Особо выделяется в этом ряду «Нива», где пейзажная зарисовка («По ниве прохожу я узкою межой...» и т. д.) — всего лишь увертюра к изображению крестьянской жатвы «на всем полей просторе». Жнецы и жницы, весело вяжущие тяжелые снопы, стук проворных цепов на токах, возы, скрипящие под тяжестью собранного хлеба, — картина этого мнимого материального изобилия сопровождалась обращением автора к богу с единственной мольбой: в избытке родине «духовного дать хлеба». Воодушевленное ложной идеей — изобразить материальное благоденствие деревенских тружеников — стихотворение не могло, разумеется, претендовать на широкое обобщение народной жизни. Появившуюся в печати «Ниву» Н. А. Добролюбов назвал «дидактическим» и «плохо сделанным»[9] стихотворением. Если собственно пейзажная и антологическая лирика Майкова и в годы революционной ситуации получала на страницах «Современника», как правило, положительные оценки, то освещение поэтом крестьянского вопроса в духе правительственных предначертаний подвергалось справедливой критике общественности. Негодованием встретили революционные демократы майковскую «Картинку» (1861), прославлявшую «куцую» крестьянскую реформу 1861 года. «Здесь что ни слово, то фальшь», — писал о «Картинке» М. Е. Сатыков-Щедрин[10].
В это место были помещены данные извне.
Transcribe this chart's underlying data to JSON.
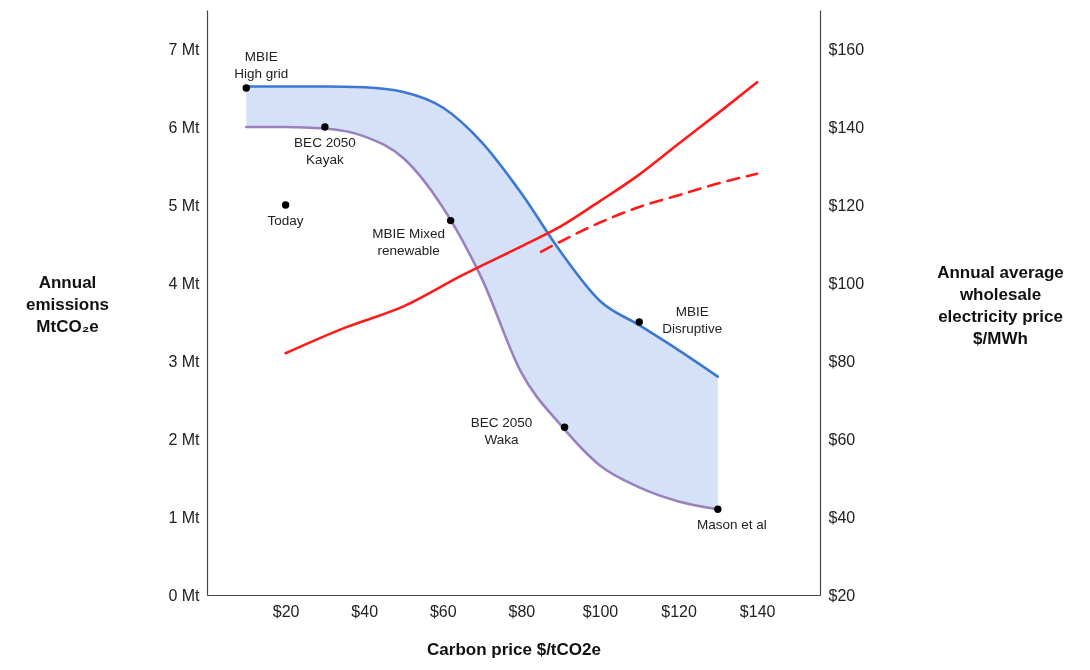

Более снисходительно было оценено демократической критикой стихотворение Майкова «Поля» (1861), представлявшее собой своеобразное переосмысление гоголевского образа степных просторов России и русской тройки. Погоняемая свистом молодого ямщика тройка летит «в пространство без конца»:
Но мы неслись, как от волков,
Как из-под тучи грозовой,
Как бы мучителей-бесов
Погоню слыша за собой...
«Мучители-бесы» — это тревоживший сознание поэта при. зрак новых, буржуазно-крепостнических форм жизнеустройства, проникавших во все поры русской жизни после реформы 1861 года. Своеобразно воплощает эту тревогу старик — бывший дворовый человек, представитель того многочисленного слоя «крещеной собственности», который после реформы 1861 года остался не у дел, лишился прочного места в системе новых производственных отношений.